As in other countries with a generalized HIV epidemic, TB disproportionately affects people living with HIV/AIDS (PLHIV) in Mozambique—one in two new cases—and is the leading cause of death among this segment of the population. Data from WHO shows 54,000 deaths were associated with TB in 2015, with more than 60% of these deaths occurring among PLHIV. Initiatives such as the “Cough Officer” program support TB control and prevention among PLHIV and others, a priority for PEPFAR and CDC.
The Cough Officer program is designed to provide an effective response to TB in clinical settings. The Cough Officers are trained to identify suspected cases at the point of entry to health services to ensure adequate clinical follow-up and reduce the chances of new infections among patients and healthcare providers.
“The role of the Cough Officer is very important because the healthcare providers never know the health status of the patient until they enter the exam rooms,” explains Mr. Zacarias Chissequere, the TB Program Supervisor of the Maputo Provincial Health Directorate.
Before starting to work as a Cough Officer, Ali Eduardo Tembe participated in a short intensive training to “learn the symptoms of TB and effective ways of preventing and transmitting the disease.” Each day at the Marracuene Health Center, he starts the morning with an educational lecture for the patients in the Health Center waiting room. Simultaneously, he looks for possible signs of TB infection in the patients.
“I check the patients to see if they are coughing. I also talk to people who have prolonged fever, sweats at night, or who have a lack of appetite or weight loss,” explains the Cough Officer, adding that he routes the patients he identifies to an open-air area where they await their turn to be seen by healthcare workers at the TB screening services.
Mr. Chissequere explains that “not all patients seek health services at the clinic because they are coughing.” For this reason, the work of the Cough Officer “ensures that no opportunities are missed for detecting TB cases at the health facilities,” and the healthcare professional’s risk of contracting TB is further reduced.

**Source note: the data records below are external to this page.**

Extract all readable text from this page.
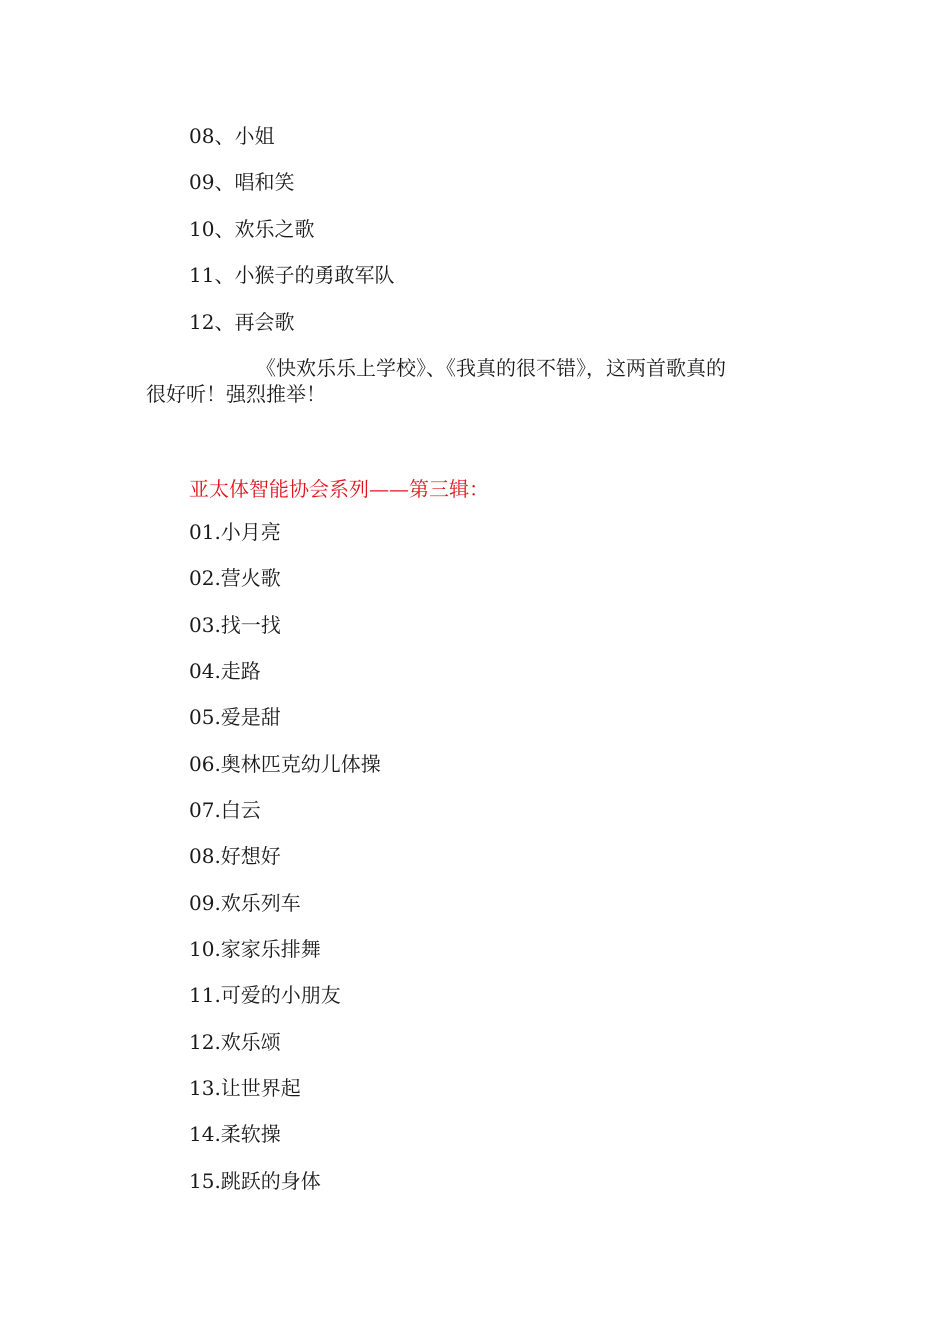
08、小姐
09、唱和笑
10、欢乐之歌
11、小猴子的勇敢军队
12、再会歌
《快欢乐乐上学校》、《我真的很不错》，这两首歌真的
很好听！强烈推举！
亚太体智能协会系列——第三辑：
01.小月亮
02.营火歌
03.找一找
04.走路
05.爱是甜
06.奥林匹克幼儿体操
07.白云
08.好想好
09.欢乐列车
10.家家乐排舞
11.可爱的小朋友
12.欢乐颂
13.让世界起
14.柔软操
15.跳跃的身体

In addition to supporting TB case detection, the program contributes to the dissemination of crucial information to the patients, which is particularly important considering the low level of health literacy in Mozambique, Mr. Chissequere adds.
In the Cough Officer program’s first year of implementation, the lectures given by the 150 cough officers reached 100,000 patients. In addition, their work was directly responsible for the identification of more than 17,000 cases of suspected TB infection, including João Jaime’s case of MDR-TB.
“I urge people to treat TB and not stop taking the drugs, because TB has a cure,” he says.
CDC has been providing direct technical assistance to the National TB Program in Mozambique for more than 10 years, focusing on integration of TB/HIV services, strengthening of surveillance systems, and diagnosis and treatment of drug-resistant TB.